Tindakan Anarkis di Papua Tak Dibiarkan

Nasional | Jumat, 30 Agustus 2019 - 11:00 WIB

Tindakan Anarkis di Papua Tak Dibiarkan
ILUSTRASI

JAKARTA (RIAUPOS.CO) – Tindakan masyarakat di Papua sudah pada level anarkistis pada saat kerusuhan di Jayapura, Kamis (29/8). Mereka sudah membakar properti dan sejumlah fasilitas publik.

Meski tindakan mereka sudah pada level itu, pihak Istana masih mengedepankan tindakan dengan pendekatan kemanusiaan. 


“Bukan berarti pendekatan keamanan tidak diperlukan, tapi itu hanya berlaku sebagai the last resort. Upaya terakhir yang boleh dilakukan dengan standar operasional yang terukur dan akuntabel,” ujar Jaleswari Pramodhawardhani‎ selaku deputi V bidang Polhukam dan HAM Kantor Staf Presiden.

Jaleswari mengatakan, Presiden dalam arahannya kepada Menkopolhukam Wiranto agar melakukan langkah-langkah strategis untuk memberikan perlindungan kepada masyarakat Papua. Termasuk menindak secara tegas siapa pun yang melakukan kekerasan atau anarkistis dan perusakan fasilitas publik.

“Presiden akan mengundang para tokoh Papua untuk berdialog bagi kepentingan tanah Papua yang maju dan damai,” katanya.

Diakui Jaleswari bahwa yang terjadi di Papua saat ini bukan lagi demonstrasi damai. Melainkan sudah tindakan anarkistis yang menjelma pada kerusuhan. Semua tindakan itu harus dihentikan.

“Tugas semua pemangku kepentingan untuk ikut meredam situasi yang panas ini. Papua adalah kita. Kewajiban kita semua untuk menciptakan Papua yang berkeadilan dan menjunjung nilai kemanusiaan,” tuturnya.

Dia menyadadri persoalan Papua sangat kompleks. Bukan hanya persoalan kesejahteraan tapi juga soal keamanan. Tindakan anarkistis yang merusak fasilitas umum dan berpotensi kekerasan atau penghilangan nyawa sesorang tidak dapat dibiarkan. Jika dibiarkan, negara akan dituduh melakukan pembiaran.
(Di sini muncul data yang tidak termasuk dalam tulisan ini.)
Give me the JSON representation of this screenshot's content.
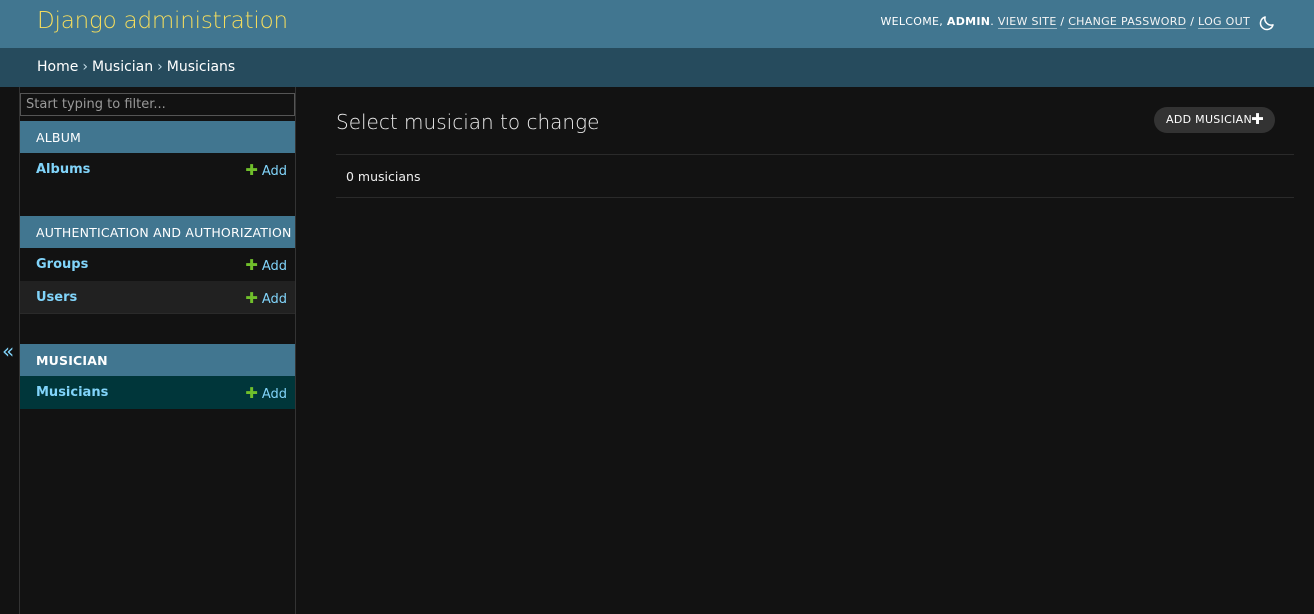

“Jadi semua itu harus diletakkan sesuai konteksnya dan diletakkan secara proporsional,” katanya.

Menurutnya, tindakan rasialis itu nyata-nyata harus ditolak. Bukan karena bertentangan dengan nilai kemanusiaan saja, tapi itu diatur dalam UU yang siapapun pelanggarnya akan dihukum. Untuk itu Presiden menyerukan penegakkan hukum yang tegas.

“Dalam kasus Surabaya sudah ada tersangkanya. Dan, dikenai sanksi hukum yang tegas. Harusnya sikap kita semua sama melakukan penolakan thd semua bentuk diskriminasi, intoleransi, rasialisme, tanpa pandang bulu,” ungkapnya.

Jaleswari berpendapat, sikap rasialis beberapa gelintir oknum jangan lantas digeneralisasi seakan itu adalah sikap sebuah komunitas suku atau etnis tertentu. Insiden Malang dan Surabaya merupakan pembelajaran bagi semua pihak. “Hal itu agar mengikis dan menghilangkan sikap rasialis dalam diri kita. Dan memandang manusia setara,” pungkasnya.